An inference request is a request sent by a validator to a miner. The inference
request contains a query and inference sampling params. The miner will then
generate an output from the query and deterministic sampling params that is then
streamed back to the validator.

> *CAVEAT:* Every Interval (360 blocks) there will be a random amount of
> inference samples by the validator. The validator will then compare the
> outputs to the ground truth outputs. The Jaro-Winkler Simalarity of the
> outputs will be used to determine the reward for the miner if the miner is
> running an appropriate model. If the miner fails verification, their score
> will be 0.

## Jaro-Winkler Similarity

The Jaro-Winkler Similarity is a string metric measuring edit distance between
two strings. Jaro-Winkler Similarity is defined as:

```math
S_w = S_j + P * L * (1 - S_j)
```

```bash
where:
S_w = Jaro-Winkler Similarity
S_j = Jaro Similarity
P = Scaling Factor
L = Length of the matching prefix up to a max of 4 characters

```

Jaro Similarity is the measure of similarity between two strings.
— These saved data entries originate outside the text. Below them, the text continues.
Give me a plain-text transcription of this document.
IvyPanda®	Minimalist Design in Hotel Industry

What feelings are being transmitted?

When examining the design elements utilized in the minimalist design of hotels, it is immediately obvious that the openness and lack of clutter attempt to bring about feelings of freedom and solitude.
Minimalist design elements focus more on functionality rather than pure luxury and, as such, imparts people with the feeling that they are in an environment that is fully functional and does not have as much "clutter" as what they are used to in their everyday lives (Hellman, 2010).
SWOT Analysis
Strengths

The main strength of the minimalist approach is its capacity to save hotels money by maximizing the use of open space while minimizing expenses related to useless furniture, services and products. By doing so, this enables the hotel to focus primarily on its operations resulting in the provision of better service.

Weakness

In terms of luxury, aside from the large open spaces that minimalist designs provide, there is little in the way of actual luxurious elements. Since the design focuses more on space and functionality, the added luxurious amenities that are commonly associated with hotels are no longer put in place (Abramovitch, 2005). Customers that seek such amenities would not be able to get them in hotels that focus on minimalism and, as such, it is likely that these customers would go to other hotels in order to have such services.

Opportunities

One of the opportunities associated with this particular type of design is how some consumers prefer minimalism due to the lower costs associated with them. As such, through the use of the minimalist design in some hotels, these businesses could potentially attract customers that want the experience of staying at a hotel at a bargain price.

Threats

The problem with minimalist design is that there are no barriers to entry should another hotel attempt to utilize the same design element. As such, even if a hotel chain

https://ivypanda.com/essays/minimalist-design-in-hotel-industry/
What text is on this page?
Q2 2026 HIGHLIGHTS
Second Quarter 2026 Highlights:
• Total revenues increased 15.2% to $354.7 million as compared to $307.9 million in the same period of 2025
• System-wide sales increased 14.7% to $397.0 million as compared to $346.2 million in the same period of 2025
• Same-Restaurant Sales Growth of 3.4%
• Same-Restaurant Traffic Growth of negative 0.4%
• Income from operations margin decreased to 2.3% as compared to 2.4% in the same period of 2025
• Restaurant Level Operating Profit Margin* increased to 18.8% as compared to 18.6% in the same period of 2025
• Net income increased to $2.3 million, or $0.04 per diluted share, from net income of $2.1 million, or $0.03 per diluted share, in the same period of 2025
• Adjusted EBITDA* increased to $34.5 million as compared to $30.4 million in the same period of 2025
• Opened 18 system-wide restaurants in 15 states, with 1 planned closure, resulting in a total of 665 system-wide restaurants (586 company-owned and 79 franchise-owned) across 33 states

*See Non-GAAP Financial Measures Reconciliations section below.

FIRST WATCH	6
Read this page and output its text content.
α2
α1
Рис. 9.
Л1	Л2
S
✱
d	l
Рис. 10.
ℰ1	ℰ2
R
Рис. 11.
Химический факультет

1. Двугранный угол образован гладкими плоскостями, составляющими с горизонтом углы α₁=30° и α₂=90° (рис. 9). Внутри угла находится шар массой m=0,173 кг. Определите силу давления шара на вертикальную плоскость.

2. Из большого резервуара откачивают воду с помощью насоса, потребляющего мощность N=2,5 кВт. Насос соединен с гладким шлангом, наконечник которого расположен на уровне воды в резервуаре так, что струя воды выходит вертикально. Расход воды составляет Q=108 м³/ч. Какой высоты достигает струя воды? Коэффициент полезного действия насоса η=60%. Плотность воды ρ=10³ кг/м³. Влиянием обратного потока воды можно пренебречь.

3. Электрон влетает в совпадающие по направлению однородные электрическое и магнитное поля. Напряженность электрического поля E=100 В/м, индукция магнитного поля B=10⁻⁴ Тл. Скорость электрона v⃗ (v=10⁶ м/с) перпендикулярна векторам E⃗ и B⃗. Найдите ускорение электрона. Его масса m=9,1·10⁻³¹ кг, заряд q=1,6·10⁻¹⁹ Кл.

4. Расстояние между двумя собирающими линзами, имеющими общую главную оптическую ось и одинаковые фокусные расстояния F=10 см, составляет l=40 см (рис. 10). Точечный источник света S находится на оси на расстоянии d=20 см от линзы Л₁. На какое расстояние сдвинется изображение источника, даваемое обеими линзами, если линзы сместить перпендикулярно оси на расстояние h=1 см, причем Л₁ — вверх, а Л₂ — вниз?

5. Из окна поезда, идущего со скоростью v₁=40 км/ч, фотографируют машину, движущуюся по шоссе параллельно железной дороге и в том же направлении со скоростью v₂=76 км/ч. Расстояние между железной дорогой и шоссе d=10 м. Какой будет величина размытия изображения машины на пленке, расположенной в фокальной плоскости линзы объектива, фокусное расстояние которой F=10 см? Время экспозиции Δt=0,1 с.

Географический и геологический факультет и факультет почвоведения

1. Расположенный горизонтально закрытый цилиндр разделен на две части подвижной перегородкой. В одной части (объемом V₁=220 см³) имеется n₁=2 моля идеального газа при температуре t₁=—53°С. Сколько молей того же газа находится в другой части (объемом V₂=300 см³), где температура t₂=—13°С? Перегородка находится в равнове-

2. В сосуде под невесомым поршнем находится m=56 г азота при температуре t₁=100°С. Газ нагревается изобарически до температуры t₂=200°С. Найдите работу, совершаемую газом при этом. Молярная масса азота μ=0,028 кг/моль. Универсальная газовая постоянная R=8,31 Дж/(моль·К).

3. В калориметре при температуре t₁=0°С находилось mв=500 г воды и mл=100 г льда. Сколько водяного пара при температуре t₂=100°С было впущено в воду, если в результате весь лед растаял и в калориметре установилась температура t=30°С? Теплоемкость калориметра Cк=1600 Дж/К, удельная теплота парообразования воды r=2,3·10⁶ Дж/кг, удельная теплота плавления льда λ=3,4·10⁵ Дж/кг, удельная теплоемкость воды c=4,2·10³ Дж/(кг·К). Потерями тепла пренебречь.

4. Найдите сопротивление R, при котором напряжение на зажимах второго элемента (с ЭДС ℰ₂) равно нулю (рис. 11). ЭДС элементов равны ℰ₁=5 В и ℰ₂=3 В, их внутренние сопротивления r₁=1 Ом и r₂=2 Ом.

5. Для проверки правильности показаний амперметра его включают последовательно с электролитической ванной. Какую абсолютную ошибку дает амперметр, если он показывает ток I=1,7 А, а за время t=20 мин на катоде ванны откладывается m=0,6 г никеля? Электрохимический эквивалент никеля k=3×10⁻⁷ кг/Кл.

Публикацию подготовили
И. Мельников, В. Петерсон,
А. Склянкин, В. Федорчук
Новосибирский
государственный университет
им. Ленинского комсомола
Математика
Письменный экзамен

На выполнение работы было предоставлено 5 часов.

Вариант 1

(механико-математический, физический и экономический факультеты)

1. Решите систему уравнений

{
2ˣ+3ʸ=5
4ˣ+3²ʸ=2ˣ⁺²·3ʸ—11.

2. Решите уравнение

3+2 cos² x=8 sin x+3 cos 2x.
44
The value of
Jaro distance ranged from 0 to 1 where 0 means no similarity and 1 means very
similar.

The Jaro Similarity is calculated using the following formula:

```math
S_j = 1/3((m/abs(s1)) + (m/abs(s2)) + (m-t)/m))

```

```bash
where:
S_j = Jaro Similarity
m = number of matching characters
t = half of the number of transpositions
s1 = length of first string
s2 = length of second string

```

In the context of Targon, the scaling factor for our Jaro-Winkler calculation
was set to 0.25.

> *Note:*
> [Jaro-Winkler Similarity](https://en.wikipedia.org/wiki/Jaro%E2%80%93Winkler_distance%5D)
> is not a mathematical metric, as it fails the Triangle Inequality.

# How to Contribute

## Code Review

Project maintainers reserve the right to weigh the opinions of peer reviewers
using common sense judgement and may also weigh based on merit. Reviewers that
have demonstrated a deeper commitment and understanding of the project over time
or who have clear domain expertise may naturally have more weight, as one would
expect in all walks of life. Where a patch set affects consensus-critical code,
the bar will be much higher in terms of discussion and peer review requirements,
keeping in mind that mistakes could be very costly to the wider community. This
includes refactoring of consensus-critical code. Where a patch set proposes to
change the Targon subnet, it must have been discussed extensively on the discord
server and other channels, be accompanied by a widely discussed BIP and have a
generally widely perceived technical consensus of being a worthwhile change
based on the judgement of the maintainers. That being said, Manifold welcomes
all PR's for the betterment of the subnet and Bittensor as a whole. We are
striving for improvement at every interval and believe through open
communication and sharing of ideas will success be attainable.